By Derek Nott, PA customer service expert and David Rees, PA local government expert.
Why public services need to get personal
With shrinking budgets, the public sector needs to think afresh about how to keep the lights on. Centring provision on the specific needs of customers can help focus cash-constrained resources on the areas that will deliver the biggest impact.
We explain five ways the public sector can start thinking differently about customers and customer service:
Get up close and personal
Who are your customers? What do they think of you and the service you’re providing? Customer surveys or feedback won’t give you the full picture. A more effective approach is to engage staff and customers in co-creating value and designing out the things that don’t have a positive impact on the customer experience. Co-creation means you might have to let customers into places they wouldn’t typically go and see things that you don’t necessarily want them to see. But if you’re going to align what you do with what they want, and do less of what they don’t want, then you have to get them involved.

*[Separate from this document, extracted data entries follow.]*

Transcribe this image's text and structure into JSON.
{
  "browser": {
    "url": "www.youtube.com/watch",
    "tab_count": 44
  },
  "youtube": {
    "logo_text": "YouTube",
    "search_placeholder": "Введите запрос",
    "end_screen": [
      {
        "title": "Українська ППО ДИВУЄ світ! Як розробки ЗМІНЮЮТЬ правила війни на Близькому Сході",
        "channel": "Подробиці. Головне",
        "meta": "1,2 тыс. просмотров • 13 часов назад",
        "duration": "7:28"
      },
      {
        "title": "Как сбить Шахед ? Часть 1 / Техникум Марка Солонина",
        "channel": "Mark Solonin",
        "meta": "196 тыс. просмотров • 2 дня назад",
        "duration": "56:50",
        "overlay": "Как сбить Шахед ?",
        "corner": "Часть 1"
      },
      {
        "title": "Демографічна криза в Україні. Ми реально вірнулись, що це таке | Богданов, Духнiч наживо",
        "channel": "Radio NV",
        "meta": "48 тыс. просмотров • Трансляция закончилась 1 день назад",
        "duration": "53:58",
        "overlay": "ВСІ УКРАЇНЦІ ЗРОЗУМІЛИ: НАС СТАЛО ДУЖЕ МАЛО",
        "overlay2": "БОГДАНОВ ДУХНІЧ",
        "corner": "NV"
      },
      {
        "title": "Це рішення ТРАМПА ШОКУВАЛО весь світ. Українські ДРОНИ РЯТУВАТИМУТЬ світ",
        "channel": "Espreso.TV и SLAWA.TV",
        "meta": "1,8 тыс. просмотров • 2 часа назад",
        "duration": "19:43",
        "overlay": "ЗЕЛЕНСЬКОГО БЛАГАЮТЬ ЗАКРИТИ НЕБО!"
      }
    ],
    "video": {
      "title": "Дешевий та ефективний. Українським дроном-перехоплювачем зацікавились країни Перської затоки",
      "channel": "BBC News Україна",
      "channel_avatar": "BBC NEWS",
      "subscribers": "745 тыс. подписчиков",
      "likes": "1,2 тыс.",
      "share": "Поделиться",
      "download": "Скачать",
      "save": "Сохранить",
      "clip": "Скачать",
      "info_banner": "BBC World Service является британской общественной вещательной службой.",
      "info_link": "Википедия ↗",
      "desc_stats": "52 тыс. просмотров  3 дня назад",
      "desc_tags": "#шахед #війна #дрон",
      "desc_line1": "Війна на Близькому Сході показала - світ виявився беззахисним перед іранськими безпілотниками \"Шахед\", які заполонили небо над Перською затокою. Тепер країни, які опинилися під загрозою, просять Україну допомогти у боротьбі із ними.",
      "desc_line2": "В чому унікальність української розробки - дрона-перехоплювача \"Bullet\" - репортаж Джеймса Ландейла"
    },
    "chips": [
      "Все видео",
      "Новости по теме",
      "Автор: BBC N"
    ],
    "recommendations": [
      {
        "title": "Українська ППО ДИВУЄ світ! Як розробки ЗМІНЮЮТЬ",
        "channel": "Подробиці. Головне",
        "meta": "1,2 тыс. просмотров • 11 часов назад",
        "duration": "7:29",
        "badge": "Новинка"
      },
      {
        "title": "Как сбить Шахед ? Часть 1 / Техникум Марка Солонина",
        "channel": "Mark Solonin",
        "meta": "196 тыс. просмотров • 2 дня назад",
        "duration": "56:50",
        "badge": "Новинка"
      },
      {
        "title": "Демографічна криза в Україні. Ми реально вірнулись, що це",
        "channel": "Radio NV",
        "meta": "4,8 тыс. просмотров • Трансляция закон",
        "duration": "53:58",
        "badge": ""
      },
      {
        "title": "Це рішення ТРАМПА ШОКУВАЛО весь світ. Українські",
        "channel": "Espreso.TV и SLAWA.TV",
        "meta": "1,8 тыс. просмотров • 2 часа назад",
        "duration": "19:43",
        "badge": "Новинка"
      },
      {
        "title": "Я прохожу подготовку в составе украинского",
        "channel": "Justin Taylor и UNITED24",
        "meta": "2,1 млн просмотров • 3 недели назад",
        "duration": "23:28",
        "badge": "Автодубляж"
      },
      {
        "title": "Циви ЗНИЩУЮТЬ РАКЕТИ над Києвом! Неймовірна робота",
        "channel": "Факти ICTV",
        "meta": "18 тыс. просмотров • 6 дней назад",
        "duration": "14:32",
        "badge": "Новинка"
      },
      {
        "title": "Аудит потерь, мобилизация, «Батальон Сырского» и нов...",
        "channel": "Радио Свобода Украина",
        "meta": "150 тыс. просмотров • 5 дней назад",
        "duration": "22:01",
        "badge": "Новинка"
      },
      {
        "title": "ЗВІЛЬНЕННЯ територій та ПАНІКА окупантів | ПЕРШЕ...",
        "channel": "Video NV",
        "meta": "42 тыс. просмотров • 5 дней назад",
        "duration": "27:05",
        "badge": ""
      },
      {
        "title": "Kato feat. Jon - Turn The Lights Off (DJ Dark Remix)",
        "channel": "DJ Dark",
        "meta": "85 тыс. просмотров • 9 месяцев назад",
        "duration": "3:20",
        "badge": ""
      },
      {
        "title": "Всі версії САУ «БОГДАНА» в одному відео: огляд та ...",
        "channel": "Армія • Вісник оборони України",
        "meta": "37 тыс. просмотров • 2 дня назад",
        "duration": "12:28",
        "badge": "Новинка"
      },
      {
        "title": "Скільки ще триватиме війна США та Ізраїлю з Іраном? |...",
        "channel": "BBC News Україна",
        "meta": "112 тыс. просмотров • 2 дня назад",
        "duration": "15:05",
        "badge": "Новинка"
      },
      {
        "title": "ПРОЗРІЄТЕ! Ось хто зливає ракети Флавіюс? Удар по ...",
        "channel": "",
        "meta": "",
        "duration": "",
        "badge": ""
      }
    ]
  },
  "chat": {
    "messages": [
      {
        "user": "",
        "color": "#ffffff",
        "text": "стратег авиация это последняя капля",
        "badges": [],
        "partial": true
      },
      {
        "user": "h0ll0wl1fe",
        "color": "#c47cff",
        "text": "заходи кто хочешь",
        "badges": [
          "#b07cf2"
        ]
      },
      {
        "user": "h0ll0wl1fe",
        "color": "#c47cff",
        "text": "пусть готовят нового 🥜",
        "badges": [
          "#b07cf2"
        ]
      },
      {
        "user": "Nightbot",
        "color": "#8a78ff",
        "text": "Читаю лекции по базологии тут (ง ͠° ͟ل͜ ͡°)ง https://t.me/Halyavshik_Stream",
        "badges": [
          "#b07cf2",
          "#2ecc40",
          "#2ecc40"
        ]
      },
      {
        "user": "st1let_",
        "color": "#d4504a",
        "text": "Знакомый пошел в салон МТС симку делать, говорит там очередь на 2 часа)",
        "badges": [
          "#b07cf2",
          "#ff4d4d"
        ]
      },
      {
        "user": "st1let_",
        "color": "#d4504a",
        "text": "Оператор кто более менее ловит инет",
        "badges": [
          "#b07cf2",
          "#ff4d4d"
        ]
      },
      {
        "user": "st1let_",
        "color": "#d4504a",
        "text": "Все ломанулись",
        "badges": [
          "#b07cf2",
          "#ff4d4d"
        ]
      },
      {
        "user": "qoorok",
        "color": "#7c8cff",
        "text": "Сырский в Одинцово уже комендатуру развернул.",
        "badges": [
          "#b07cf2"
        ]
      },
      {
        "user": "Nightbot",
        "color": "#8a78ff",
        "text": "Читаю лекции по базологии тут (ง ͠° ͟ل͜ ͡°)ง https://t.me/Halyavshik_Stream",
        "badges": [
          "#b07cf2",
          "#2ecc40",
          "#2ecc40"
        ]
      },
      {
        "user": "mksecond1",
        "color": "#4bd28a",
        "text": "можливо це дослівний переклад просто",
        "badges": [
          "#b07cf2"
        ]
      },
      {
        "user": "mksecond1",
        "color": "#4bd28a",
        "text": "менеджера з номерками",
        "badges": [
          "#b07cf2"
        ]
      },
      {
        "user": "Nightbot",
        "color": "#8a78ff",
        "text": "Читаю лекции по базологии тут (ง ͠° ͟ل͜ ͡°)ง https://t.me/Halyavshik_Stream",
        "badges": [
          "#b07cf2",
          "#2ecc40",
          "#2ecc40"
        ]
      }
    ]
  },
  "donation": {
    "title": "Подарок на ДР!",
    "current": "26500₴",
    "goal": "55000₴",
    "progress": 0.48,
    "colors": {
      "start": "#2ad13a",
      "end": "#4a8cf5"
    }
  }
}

No service can be great service
Do your customers really want to contact you? This might sound like a perverse question – but understanding why customers are interacting with you, and whether the interaction is of value or could have been avoided if you did something differently, is vital. It can help you avoid unnecessary demand and reduce costs at the same time as improving customers’ experience.
Get it right first time
Few customers enjoy having to speak to several people to get their query resolved. Yet often organisations fail to give staff the tools and knowledge they need to deliver the right response, first time, every time. Understanding the types of queries received – looking for information, paying for something or requesting a service – can help you to prioritise the areas where small changes can have a big impact. Focus on the high-volume contacts. Is what you’re doing hitting the mark? If it’s not, ask your customers and staff what you need to do to get it right, make the change and check that it has made a difference.
Change should be little and often
Too often, public service is in the process of ’optimising‘ and ’transforming‘ but this needn’t be the case. Why should change only happen as a part of a programme? The people who know what’s working and what isn’t are your customers and your teams delivering day in and day out. If things aren’t working, let the people delivering services make changes to how things are done. It will help them own what they do, improve ways of working and reduce the need for dramatic step changes.
Get customers talking
Think about the last time you bought something online. Did you look to see what other people had said about the product you were buying? Customers want reassurance and a great way for them to get it is to see what other people have said. How could this work for the public sector? Connecting customers can help them resolve queries without the need to contact you directly, leaving you to focus on more complex interactions. Getting customers talking is also a great way to find out what they think about the service provided, helping you to focus on what they value and to stop investing time in activities that aren’t delivering a useful return.
Getting customer service right can play an important role in increasing efficiency and cutting costs. For public organisations, there could be a further bonus. Just as private companies focus on keeping customers satisfied to retain their loyalty and custom, so public organisations might find that providing great service reflects favourably on them at the ballot box.